We do not like those assets. There are industries that are sensitive
that on top of the national security agenda of many countries around the
world, we do not like those industries. And then when you think about this
upside and downside and focus on the fen of outcome that you can get in any given
investments structure in countries and markets, it's challenging to make the
investment case. Could you give us a couple of examples
of stroke of the pen, for example, or that last category that you just
outlined about sort of sensitive areas? So there are some of the industries that
were in the past that you would manufacture out of China, you would
export out to the U.S. You may not want to invest in the teams
because the US government believes some of the industries like semiconductors
and national security areas, not the private it could invest into
semiconductor that is actually very asset intensive businesses and it's hard
to make you gain two and a half to three times money in five years.
So that's one of the examples. There are many other things.
I mean, we talked about health care. Health care is highly regulated industry
financial services, highly regulated industry.
Telecom is highly regulated industry. Some of the niche businesses that you
that you look at it, once the government change the policies, your economics may
dramatically change. And we do not like to own those assets.
Yeah, and finally, we don't have much time, regrettably.
Could you you've spent a good part of your career here in Asia.
In fact, once upon a time based in Hong Kong, if I'm not mistaken.
And how is Cppib thinking about China right now?
I opened our office, our first international implosion capital
investments ever hired. I've been based out of Hong Kong for 14
years. I've been here for many years as well.
China is with we have our home office. We have more than 100.
People on the ground here as well, investing across Asia Pacific.

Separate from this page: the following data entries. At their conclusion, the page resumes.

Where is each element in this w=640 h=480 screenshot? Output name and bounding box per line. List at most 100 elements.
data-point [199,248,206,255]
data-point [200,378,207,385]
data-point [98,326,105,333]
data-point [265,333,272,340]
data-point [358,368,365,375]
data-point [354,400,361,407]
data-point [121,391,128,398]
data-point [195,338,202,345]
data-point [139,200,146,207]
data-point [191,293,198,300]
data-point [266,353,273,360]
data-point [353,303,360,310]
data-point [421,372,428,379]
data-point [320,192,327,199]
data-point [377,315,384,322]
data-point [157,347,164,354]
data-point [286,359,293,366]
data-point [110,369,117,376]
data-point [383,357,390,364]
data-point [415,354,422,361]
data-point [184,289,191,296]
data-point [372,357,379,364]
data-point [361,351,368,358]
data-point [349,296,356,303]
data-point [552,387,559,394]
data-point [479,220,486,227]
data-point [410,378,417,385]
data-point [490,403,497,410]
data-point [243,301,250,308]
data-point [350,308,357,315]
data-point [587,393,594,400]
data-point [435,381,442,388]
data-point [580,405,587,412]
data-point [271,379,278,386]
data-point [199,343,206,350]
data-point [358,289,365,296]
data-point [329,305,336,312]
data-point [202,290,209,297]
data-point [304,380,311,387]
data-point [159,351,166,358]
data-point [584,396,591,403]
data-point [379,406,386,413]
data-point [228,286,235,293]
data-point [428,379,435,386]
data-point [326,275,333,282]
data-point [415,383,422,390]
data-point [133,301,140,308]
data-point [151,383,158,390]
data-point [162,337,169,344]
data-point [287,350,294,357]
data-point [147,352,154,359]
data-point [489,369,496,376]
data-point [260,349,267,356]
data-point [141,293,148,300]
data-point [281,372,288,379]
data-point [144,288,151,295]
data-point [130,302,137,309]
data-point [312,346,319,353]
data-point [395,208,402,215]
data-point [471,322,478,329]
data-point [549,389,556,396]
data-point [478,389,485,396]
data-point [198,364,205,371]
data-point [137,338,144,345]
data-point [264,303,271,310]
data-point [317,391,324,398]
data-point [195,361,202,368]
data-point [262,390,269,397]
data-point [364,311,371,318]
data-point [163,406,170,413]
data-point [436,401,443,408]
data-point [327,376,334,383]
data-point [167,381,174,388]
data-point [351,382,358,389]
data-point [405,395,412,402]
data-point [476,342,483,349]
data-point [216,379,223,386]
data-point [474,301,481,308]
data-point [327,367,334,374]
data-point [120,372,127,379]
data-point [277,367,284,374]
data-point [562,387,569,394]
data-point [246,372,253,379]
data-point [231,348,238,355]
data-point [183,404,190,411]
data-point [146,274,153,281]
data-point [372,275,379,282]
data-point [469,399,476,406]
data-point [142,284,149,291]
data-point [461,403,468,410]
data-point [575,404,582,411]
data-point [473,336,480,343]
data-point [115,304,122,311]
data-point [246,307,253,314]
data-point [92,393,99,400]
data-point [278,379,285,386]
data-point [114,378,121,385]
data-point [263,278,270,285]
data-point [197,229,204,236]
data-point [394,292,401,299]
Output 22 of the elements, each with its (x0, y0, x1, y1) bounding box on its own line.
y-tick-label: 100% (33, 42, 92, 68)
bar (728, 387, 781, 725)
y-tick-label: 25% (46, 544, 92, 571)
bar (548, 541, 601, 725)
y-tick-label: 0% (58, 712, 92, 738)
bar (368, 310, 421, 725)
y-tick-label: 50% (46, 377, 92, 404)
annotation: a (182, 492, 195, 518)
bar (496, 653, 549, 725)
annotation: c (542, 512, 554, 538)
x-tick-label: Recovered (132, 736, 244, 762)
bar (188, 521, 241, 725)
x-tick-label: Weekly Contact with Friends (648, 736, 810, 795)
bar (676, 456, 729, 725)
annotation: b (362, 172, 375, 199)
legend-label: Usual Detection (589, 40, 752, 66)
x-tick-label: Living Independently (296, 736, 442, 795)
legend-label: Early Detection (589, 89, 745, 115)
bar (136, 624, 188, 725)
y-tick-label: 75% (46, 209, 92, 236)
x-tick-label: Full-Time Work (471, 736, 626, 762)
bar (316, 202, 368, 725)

China is one of the largest economies in the world.
We do believe as a large global investor, it is important to understand
that market. If you're not investing directly into
market, which we do continue to invest in that market, but not understanding
that part of the world will have impact on understanding the rest of the world
how the business is going to pan out and economics is going to pan out.
So that's how we look at it. Very good.
Ladies and gentlemen, I could continue talking to this panel for quite a bit
longer, and I suspect you could continue listening to them.
But sadly, everything must come to an end.
And that does conclude our plenary programme for today.